Tensioned fall or free fall?
I’ve always thought that my readers are my best editors.
One day I posted my comment in reply to someone’s comment. And Kitidas picked up on it.
Your answer to Sameh is very important piece of advice that should be shared to all novice slow pitch jiggers. Please put it on the “Techniques” section of JAS.
Yes, sir, my editor. It goes right up on the directory.
And here it is.
But not just like I wrote then, I am stepping into it a little deeper.
The initial drop down to the bottom should be as fast as it can be. Because the slow pitch jigs are usually slow to fall as it performs all the actions on the way down. When it falls slow, the current takes away the line and you’ll get the line slack when you start your actions. Adjust your mechanical break and use your thumbing to find the fastest fall. It’s usually faster with a little tension. Because when the jig is free to fall, it can play on its side and do actions where they are totally unnecessary.
Rector is a good example. Rector is the slowest to fall in SFC jigs. It is not meant to be used in strong current. But it’s so effective to invite bites on the fall. On the initial drop down, it falls like a falling leaf. It falls to push down the water, suddenly starts sliding to the side, it suspends at the end of the slide, and then it starts falling again. If you don’t do thumbing to give a little tension to the line, just the free fall will give you backlash. But then when it falls like 30 meters, you don’t have to give thumbing any more. Why?
Why is it that you don’t have to give thumbing when the jig falls to certain depth?
Because the line catches the water influence and that gives enough tension on the line.
Once you touch the bottom and start your actions, the standard technique is the opposite.
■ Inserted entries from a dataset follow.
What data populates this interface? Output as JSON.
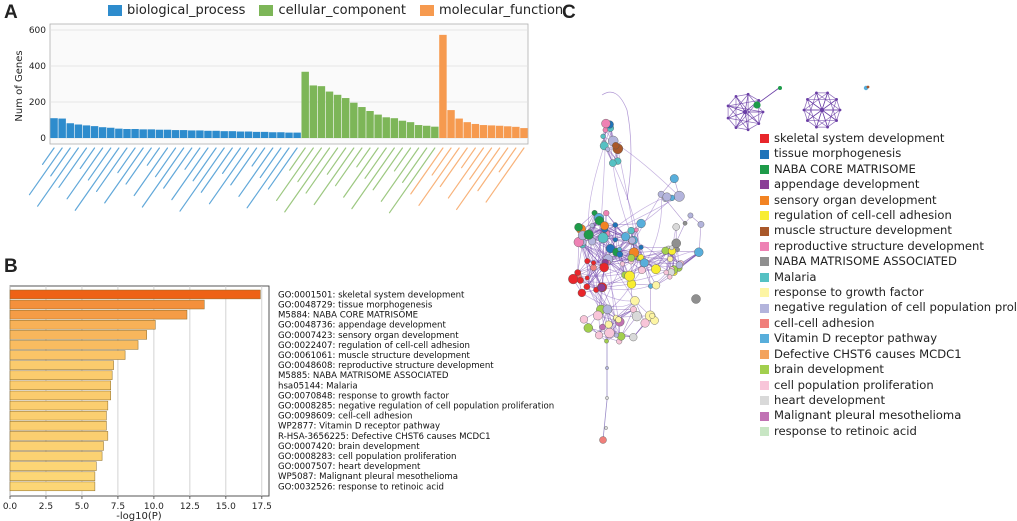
{
  "panels": {
    "a": "A",
    "b": "B",
    "c": "C"
  },
  "chart_data": [
    {
      "type": "bar",
      "panel": "A",
      "ylabel": "Num of Genes",
      "ylim": [
        0,
        600
      ],
      "yticks": [
        "0",
        "200",
        "400",
        "600"
      ],
      "legend": [
        {
          "name": "biological_process",
          "color": "#2e8ccd"
        },
        {
          "name": "cellular_component",
          "color": "#7db658"
        },
        {
          "name": "molecular_function",
          "color": "#f69a4f"
        }
      ],
      "groups": [
        {
          "name": "biological_process",
          "color": "#2e8ccd",
          "values": [
            110,
            108,
            82,
            75,
            70,
            66,
            60,
            57,
            52,
            50,
            50,
            48,
            48,
            46,
            46,
            44,
            44,
            42,
            42,
            40,
            40,
            38,
            38,
            36,
            36,
            34,
            34,
            32,
            32,
            30,
            30
          ]
        },
        {
          "name": "cellular_component",
          "color": "#7db658",
          "values": [
            368,
            292,
            288,
            258,
            240,
            222,
            196,
            172,
            150,
            130,
            115,
            110,
            96,
            88,
            72,
            68,
            63
          ]
        },
        {
          "name": "molecular_function",
          "color": "#f69a4f",
          "values": [
            573,
            155,
            108,
            88,
            78,
            72,
            70,
            68,
            65,
            62,
            55
          ]
        }
      ]
    },
    {
      "type": "bar",
      "panel": "B",
      "orientation": "horizontal",
      "xlabel": "-log10(P)",
      "xlim": [
        0,
        18
      ],
      "xticks": [
        "0.0",
        "2.5",
        "5.0",
        "7.5",
        "10.0",
        "12.5",
        "15.0",
        "17.5"
      ],
      "categories": [
        "GO:0001501: skeletal system development",
        "GO:0048729: tissue morphogenesis",
        "M5884: NABA CORE MATRISOME",
        "GO:0048736: appendage development",
        "GO:0007423: sensory organ development",
        "GO:0022407: regulation of cell-cell adhesion",
        "GO:0061061: muscle structure development",
        "GO:0048608: reproductive structure development",
        "M5885: NABA MATRISOME ASSOCIATED",
        "hsa05144: Malaria",
        "GO:0070848: response to growth factor",
        "GO:0008285: negative regulation of cell population proliferation",
        "GO:0098609: cell-cell adhesion",
        "WP2877: Vitamin D receptor pathway",
        "R-HSA-3656225: Defective CHST6 causes MCDC1",
        "GO:0007420: brain development",
        "GO:0008283: cell population proliferation",
        "GO:0007507: heart development",
        "WP5087: Malignant pleural mesothelioma",
        "GO:0032526: response to retinoic acid"
      ],
      "values": [
        17.4,
        13.5,
        12.3,
        10.1,
        9.5,
        8.9,
        8.0,
        7.2,
        7.1,
        7.0,
        7.0,
        6.8,
        6.7,
        6.7,
        6.8,
        6.5,
        6.4,
        6.0,
        5.9,
        5.9
      ]
    }
  ],
  "network_legend": [
    {
      "label": "skeletal system development",
      "color": "#e8262b"
    },
    {
      "label": "tissue morphogenesis",
      "color": "#1f74b9"
    },
    {
      "label": "NABA CORE MATRISOME",
      "color": "#1e9b49"
    },
    {
      "label": "appendage development",
      "color": "#8b3f97"
    },
    {
      "label": "sensory organ development",
      "color": "#f28323"
    },
    {
      "label": "regulation of cell-cell adhesion",
      "color": "#f8ed31"
    },
    {
      "label": "muscle structure development",
      "color": "#a9582a"
    },
    {
      "label": "reproductive structure development",
      "color": "#ee82b4"
    },
    {
      "label": "NABA MATRISOME ASSOCIATED",
      "color": "#8f8f8f"
    },
    {
      "label": "Malaria",
      "color": "#55c1c3"
    },
    {
      "label": "response to growth factor",
      "color": "#fdf5a4"
    },
    {
      "label": "negative regulation of cell population proliferation",
      "color": "#b3b4dc"
    },
    {
      "label": "cell-cell adhesion",
      "color": "#f07f7b"
    },
    {
      "label": "Vitamin D receptor pathway",
      "color": "#58aedb"
    },
    {
      "label": "Defective CHST6 causes MCDC1",
      "color": "#f3a35d"
    },
    {
      "label": "brain development",
      "color": "#a2cf4e"
    },
    {
      "label": "cell population proliferation",
      "color": "#f8c5d9"
    },
    {
      "label": "heart development",
      "color": "#d9d9d9"
    },
    {
      "label": "Malignant pleural mesothelioma",
      "color": "#c172b4"
    },
    {
      "label": "response to retinoic acid",
      "color": "#c8e6c4"
    }
  ]
}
You want the jig to make actions as it falls. You give the lifts, and the jig hangs in the water and hesitating, wobbling, falling, sliding, flashing… You don’t want to put on tension. However, we don’t think it’s a good idea to lower the rod tip faster than the jig and give line slack on the water. Contact can come anytime during the fall. Lower the tip at the same speed of the jig, so that you have mutual tension on the line, not too tight, not too loose. Ready to strike anytime. This way, you don’t have to worry about the line catching the rod guides for a big trouble.
But there is always non-standard technique, especially in the longfall tactic, which is to give a little tension on the fall. Remember a little tension speeds up the fall. In longfall, the lifts should be slow and simple. And then the jig hurries back down like a bait going back to a hide. It’s a hesitating move of the bait. A sign of weakness, biologically. Giving a little tension on the fall changes the fall actions, and it can be very effective sometimes. It creates “change of pace” with slow lifts and fast falls.
So, free fall or tensioned fall? Either is right or wrong. Just feel the jig move and enjoy dancing.